MTU stands for maximum transmission unit, ie. the IP datagram size limit (in bytes). Default and maximum MTU allowed by Ethernet is 1500.

Let's imagine we have a network like the one below. C is a client; S is a server; X and Y are routers.

 ___          ___          ___          ___
| C |        | X |        | Y |        | S |
|___|========|___|--------|___|========|___|

There are four networks between C and S. Three of them have max MTU of 1500 and one has lower MTU of 1200 (just an example). The low MTU network is marked with dashes.

C tries Path MTU Discovery on the path to S. It sends an IP datagram with 20 B header and 1480 B payload, 1500 B in total. The Don't fragment (DF) flag is set in IP header.

The datagram reaches X. X tries to pass it further to Y, but Y responds with Fragmentation needed ICMP message because its MTU is too low and the DF flag is set. C receives that message and learns that path MTU is lower than 1500. It then tries again with smaller payload, each time receiving Fragmentation needed, until payload size reaches 1180 B. 1180 + 20 = 1200, so the datagram finally reaches S successfully and path MTU is discovered.

PMTUD works only if Y replies with Fragmentation needed ICMP messages. Otherwise C won't know that the datagram was dropped.

Your router sends proper ICMP messages, everything works as intended, there's no reason for Internet to be broken for you because of lower MTU.

What happens if PMTUD doesn't work? (eg. because of ICMP blocked in either direction)

Neither end of the connection actually has to know path MTU. IP protocol can handle that. It may be sub-optimal, but it will work.

IP is capable of transmitting a payload of any size, no matter what the path MTU is. This property is enforced by the OSI model: IP works in layer 3. Layer 4 shouldn't have to care about the underlying protocol, so no size limit can be placed on the payload.

Basic IP header is 20 bytes long.
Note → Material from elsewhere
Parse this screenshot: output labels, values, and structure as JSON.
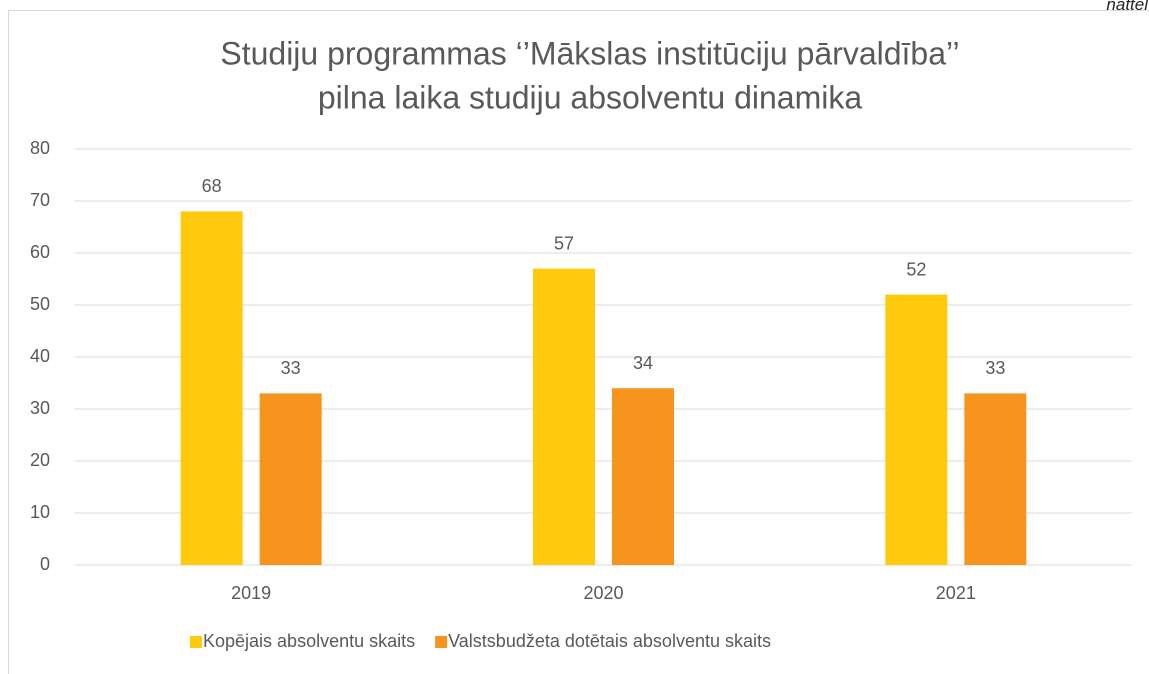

Included in this header are two interesting flags: Don't fragment (DF) and More fragments (MF), and also the Fragment offset field (FO). I have already mentioned 20 B header size and the DF flag before. (I'm talking about IPv4 header, IPv6 is different)

IP is capable of splitting a big payload into fragments and reassembling it at the destination.

Let's say we want to transmit a 5000 B payload from C to D which are both in the same network (ie. connected through a switch or hub). MTU of C and D's NICs is 1500. Each fragment's header is 20 B long, so max data size for a single datagram is 1480 B (1500 - 20). The payload will be sent in 4 datagrams: (MF - More fragments, FO - Fragment offset)

1. Bytes 1-1480, MF: 1, FO: 0
2. Bytes 1481-2560, MF: 1, FO: 1480
3. Bytes 2561-4440, MF: 1, FO: 2560
4. Bytes 4441-5000, MF: 0, FO: 4440

The DF flag doesn't matter in this case. MF is 0 for the last fragment, 1 otherwise. FO is the offset of the first byte in a fragment (offsets are indexed starting with 0). These datagrams will be automatically reassembled on target NIC.

Now C wants to send a 5000 B payload to S. Let's assume it magically knows path MTU (or C's NIC is configured with MTU=1200, so C sends 1200 B datagrams). It will fragment the payload like this:

1. Bytes 1-1180, MF: 1, FO: 0
2. Bytes 1181-2360, MF: 1, FO: 1180
3. Bytes 2361-3540, MF: 1, FO: 2360
4. Bytes 3541-4720, MF: 1, FO: 3540
5. Bytes 4721-5000, MF: 0, FO: 4720

This is the most optimal fragmentation of the payload.

If C doesn't know and cannot determine path MTU, it must rely on intermediate nodes to fragment the payload correctly. C has MTU=1500, so it sends 4 datagrams as shown in the C→D example above. However, those datagrams will have to be fragmented again to be transmitted through the X—Y connection. Each of the datagrams received by Y has to be at most 1200 B long, so 1500 B-long datagrams will be split into two: 1200 B and 320 B (20 B extra for second header). This fragmentation results in 7 datagrams (and thus 7 headers) being transmitted from X to S instead of optimal 5:

1. Bytes 1-1180, MF: 1, FO: 0
2. Bytes 1181-1480, MF: 1, FO: 1180
3. Bytes 1481-2260, MF: 1, FO: 1480
4. Bytes 2261-2560, MF: 1, FO: 2260
5. Bytes 2561-4140, MF: 1, FO: 2560
6. Bytes 4141-4440, MF: 1, FO: 4140
7. Bytes 4441-5000, MF: 0, FO: 4440

Note that this time fragments aren't equal. Datagrams aren't recombined and fragmented again optimally in intermediate nodes, only fragmentation is performed.

In practice intermediate routers may be configured to deny performing fragmentation themselves and require transmission endpoints to use optimal MTU, so intermediate node fragmentation shouldn't be relied upon. PMTUD is preferred.